Sudhir had been engaged lately in active propagation among the adivasis not to pay ‘levy’ to the Maoists, not to give them shelter, and to foil all the villains’ efforts at creating ‘liberated zones’ where democracy was only conspicuous by its complete absence. Sudhir had also been fulminating against the cult of assassination, of which he himself has now become a brave victim who would not bow low before the killers.

HUGE RALLY

The previous day, December 10, a large adivasi-non-adivasi rally at the coal belt of Asansol in the adjoining Burdwan district called out, large and clear, that no longer shall the tribal communities be allowed to be led astray by sectarian and divisive elements. It was music to our ears when adivasi leaders who have never been associated with CPI(M) proclaim bam front sarkar gariber jamir adhikar diyinchhey, samman diyinchhey – roughly translated, ‘it is the Left Front government that has given us the right to land proprietorship, and has honoured us.’

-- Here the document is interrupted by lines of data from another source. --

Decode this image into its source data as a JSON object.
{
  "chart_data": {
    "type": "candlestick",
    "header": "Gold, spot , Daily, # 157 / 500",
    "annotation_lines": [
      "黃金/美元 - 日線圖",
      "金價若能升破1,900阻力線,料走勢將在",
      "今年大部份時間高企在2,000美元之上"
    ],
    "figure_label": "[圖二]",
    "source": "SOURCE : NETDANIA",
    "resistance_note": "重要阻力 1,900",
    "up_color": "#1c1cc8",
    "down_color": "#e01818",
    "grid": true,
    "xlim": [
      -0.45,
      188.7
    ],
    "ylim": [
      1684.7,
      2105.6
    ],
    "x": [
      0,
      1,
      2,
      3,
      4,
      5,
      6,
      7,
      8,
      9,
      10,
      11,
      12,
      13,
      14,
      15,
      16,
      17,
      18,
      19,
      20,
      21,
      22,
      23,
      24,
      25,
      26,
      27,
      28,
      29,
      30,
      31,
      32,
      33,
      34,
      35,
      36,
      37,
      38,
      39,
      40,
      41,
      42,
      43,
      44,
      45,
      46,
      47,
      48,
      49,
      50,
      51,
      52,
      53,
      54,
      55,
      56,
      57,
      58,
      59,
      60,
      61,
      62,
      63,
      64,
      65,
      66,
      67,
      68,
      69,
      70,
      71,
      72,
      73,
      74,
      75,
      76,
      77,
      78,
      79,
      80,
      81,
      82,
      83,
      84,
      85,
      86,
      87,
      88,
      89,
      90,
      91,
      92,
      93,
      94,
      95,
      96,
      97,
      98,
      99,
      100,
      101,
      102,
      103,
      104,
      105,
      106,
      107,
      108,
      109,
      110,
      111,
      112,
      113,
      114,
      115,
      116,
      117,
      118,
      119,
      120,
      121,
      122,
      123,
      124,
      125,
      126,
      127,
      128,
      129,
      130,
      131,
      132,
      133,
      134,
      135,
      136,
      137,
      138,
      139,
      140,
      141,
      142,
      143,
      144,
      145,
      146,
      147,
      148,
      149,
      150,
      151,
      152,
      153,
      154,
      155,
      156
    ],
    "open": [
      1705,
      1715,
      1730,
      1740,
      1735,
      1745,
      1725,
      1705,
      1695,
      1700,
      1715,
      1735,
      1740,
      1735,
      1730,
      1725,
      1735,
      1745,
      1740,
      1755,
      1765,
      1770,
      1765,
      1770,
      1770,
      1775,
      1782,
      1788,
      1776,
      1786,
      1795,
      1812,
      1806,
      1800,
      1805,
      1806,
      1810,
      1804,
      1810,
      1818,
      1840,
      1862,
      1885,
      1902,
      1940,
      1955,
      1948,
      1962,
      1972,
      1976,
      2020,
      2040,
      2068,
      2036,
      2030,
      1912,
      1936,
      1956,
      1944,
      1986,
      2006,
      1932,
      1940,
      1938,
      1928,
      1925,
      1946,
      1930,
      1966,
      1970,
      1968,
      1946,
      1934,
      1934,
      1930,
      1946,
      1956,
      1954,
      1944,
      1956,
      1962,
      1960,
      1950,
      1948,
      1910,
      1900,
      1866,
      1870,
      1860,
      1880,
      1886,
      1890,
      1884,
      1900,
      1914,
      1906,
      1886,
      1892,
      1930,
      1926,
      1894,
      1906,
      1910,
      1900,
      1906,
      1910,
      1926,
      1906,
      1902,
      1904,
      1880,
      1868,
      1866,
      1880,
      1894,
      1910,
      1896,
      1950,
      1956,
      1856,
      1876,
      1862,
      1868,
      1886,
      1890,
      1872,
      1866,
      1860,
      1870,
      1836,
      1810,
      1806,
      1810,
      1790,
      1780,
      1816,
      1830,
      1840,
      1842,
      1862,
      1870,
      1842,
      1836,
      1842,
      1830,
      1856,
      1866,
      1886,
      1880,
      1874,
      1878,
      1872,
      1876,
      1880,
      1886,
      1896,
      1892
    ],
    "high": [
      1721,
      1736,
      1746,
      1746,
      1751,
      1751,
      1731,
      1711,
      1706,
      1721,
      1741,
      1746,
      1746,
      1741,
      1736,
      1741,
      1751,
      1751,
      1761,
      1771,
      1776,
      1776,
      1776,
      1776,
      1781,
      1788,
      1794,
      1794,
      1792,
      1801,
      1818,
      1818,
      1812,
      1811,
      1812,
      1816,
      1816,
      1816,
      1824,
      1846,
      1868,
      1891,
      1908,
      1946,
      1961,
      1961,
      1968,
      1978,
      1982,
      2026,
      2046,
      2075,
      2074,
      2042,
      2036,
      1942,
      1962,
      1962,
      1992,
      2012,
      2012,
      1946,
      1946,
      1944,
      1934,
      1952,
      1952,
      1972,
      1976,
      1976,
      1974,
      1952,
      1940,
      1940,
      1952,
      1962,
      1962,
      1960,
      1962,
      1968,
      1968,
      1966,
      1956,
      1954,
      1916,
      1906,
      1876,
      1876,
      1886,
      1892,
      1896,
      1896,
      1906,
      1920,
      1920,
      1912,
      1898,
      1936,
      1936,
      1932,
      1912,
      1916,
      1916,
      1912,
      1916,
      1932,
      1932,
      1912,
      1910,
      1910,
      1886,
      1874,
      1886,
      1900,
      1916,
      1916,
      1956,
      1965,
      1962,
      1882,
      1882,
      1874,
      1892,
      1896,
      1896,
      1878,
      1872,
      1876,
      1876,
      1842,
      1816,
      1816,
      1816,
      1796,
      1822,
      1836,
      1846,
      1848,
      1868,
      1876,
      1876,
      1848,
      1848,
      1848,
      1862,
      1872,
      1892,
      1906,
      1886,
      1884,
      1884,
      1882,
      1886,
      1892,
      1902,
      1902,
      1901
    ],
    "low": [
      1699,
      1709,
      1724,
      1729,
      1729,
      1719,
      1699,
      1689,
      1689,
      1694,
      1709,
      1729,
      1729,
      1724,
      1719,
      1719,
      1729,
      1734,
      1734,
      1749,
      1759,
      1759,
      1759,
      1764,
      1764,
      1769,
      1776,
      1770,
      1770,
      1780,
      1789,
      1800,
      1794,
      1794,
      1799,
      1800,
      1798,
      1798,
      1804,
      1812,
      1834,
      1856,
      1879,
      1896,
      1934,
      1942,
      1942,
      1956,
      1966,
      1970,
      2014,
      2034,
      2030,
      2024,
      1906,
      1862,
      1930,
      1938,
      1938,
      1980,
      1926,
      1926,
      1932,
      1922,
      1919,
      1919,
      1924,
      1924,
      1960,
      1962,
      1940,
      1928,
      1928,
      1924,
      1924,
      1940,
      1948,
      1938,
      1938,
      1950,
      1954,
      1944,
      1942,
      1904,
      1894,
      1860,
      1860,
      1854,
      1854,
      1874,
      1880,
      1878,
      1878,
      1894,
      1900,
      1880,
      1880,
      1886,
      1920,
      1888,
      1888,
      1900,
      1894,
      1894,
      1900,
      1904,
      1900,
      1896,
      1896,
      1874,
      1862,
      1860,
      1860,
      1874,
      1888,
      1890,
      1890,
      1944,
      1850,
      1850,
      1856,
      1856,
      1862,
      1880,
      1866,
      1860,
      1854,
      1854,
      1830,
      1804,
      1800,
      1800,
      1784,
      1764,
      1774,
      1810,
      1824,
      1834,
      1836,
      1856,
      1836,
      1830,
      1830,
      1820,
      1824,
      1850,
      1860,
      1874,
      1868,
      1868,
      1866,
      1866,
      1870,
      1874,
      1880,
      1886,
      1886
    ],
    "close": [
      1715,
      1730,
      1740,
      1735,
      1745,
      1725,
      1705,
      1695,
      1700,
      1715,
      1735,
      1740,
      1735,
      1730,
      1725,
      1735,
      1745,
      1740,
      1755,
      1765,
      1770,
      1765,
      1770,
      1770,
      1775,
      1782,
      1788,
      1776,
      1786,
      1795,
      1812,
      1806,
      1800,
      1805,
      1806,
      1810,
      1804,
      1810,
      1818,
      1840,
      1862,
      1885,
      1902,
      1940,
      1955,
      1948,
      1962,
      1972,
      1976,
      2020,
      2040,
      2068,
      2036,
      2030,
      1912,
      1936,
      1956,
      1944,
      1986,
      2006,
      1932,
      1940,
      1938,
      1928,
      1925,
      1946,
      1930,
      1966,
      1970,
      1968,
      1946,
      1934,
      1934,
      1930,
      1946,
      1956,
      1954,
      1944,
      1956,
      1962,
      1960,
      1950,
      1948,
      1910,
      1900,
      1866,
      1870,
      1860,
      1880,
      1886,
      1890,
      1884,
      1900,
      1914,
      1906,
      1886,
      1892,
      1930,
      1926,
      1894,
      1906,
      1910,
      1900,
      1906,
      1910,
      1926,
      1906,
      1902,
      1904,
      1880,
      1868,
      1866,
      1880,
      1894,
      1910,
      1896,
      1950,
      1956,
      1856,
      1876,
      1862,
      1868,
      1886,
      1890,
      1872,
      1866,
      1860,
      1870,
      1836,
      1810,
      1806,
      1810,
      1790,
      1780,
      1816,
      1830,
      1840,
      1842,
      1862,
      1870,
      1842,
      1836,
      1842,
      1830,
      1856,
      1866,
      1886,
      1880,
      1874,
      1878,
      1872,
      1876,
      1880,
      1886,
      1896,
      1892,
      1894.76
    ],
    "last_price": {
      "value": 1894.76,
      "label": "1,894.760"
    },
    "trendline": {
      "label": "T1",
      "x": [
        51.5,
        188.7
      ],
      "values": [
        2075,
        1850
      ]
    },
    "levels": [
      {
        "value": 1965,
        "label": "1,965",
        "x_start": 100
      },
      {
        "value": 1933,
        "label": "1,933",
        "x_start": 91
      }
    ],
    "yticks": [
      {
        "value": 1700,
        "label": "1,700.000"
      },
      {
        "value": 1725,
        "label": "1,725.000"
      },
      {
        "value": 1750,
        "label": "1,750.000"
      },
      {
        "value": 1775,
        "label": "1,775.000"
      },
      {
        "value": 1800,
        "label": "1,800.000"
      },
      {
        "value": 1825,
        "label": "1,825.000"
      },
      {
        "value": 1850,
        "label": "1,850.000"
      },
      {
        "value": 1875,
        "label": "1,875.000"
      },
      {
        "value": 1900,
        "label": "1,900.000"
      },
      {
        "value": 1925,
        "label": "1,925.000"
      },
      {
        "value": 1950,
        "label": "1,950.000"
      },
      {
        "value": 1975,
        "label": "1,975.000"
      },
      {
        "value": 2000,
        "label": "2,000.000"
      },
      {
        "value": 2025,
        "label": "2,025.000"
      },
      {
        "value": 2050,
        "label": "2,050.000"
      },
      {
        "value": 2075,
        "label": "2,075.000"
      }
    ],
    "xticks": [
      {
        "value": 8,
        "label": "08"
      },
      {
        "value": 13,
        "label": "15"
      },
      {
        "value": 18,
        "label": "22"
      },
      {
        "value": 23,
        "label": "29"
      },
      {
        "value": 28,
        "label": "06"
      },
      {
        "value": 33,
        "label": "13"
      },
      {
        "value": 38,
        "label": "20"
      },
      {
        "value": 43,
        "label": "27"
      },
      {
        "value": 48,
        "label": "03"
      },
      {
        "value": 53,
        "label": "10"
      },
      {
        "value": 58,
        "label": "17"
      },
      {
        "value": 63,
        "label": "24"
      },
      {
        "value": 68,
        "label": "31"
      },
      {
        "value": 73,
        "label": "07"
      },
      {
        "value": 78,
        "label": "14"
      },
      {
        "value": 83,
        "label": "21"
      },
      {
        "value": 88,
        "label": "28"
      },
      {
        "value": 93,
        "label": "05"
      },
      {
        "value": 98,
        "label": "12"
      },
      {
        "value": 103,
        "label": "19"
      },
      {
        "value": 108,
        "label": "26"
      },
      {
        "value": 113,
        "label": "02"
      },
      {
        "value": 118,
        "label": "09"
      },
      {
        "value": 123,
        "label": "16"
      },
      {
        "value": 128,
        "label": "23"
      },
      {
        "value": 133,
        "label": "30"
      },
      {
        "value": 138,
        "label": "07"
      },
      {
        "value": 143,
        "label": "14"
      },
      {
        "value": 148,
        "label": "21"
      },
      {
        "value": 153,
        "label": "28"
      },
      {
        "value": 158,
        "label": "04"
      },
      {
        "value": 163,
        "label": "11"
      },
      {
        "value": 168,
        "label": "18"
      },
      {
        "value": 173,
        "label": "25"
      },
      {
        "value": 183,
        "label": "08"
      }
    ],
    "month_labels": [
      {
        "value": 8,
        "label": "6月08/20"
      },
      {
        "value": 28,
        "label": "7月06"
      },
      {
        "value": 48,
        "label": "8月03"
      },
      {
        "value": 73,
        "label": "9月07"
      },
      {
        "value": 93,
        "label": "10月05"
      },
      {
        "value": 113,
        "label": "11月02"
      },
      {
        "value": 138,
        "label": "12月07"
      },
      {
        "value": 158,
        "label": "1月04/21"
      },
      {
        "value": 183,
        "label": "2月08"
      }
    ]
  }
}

The speakers whose ranks included adivasi leaders like Phulan Murmu, a militant Santhal who has resisted Maoist incursion, Benoy Hansda, Mongol Murmu, Kabilal Mandi, Robin Tudu, and Laxman Bauri. Phulan is insistent when she says that the present sarkar has worked a lot to give status and rights to women including joint pattas in agricultural land plots, and forest rights in the adivasi belts of western Bengal.

The demands that were raised from the rally include rapid development of the western zone, quickening of the process of awarding of SC/ST certificates, pension schemes for woodcutters and peasants, augmentation and widening of the drive for educating the adivasis, equipping them for jobs outside of the traditional pursuits etc. Among the non-tribal speakers were CPI(M) MP Bangsagopal Chaudhuri and CPI(M) MLA Dilip Sarkar.

In neighbouring Durgapur, I was present at a cultural convention of the adivasis on December 11. A total of 450 delegates came from all over Bengal. The same spirit and tenor, as was witnessed at the Asansol rally, prevailed here. The extra element was provided by the bewilderingly wide array of chime, wind, percussion, and string instruments, including various dance forms, with the performers holding hands in solidarity, in unity. The joyousness of the occasion would overwhelm anyone present.

Later, tribal and non-tribal speakers -- the latter including LF government’s minister Jogesh Burman, and CPI(M) leader Muzaffar Hussein -- fulminated against Maoist sectarian conspiracies. They called for faster pace of development of the adivasi regions with more education and more employment opportunities through development schemes. The Bengal adivasi and lok-shilpi sangh organised the programme.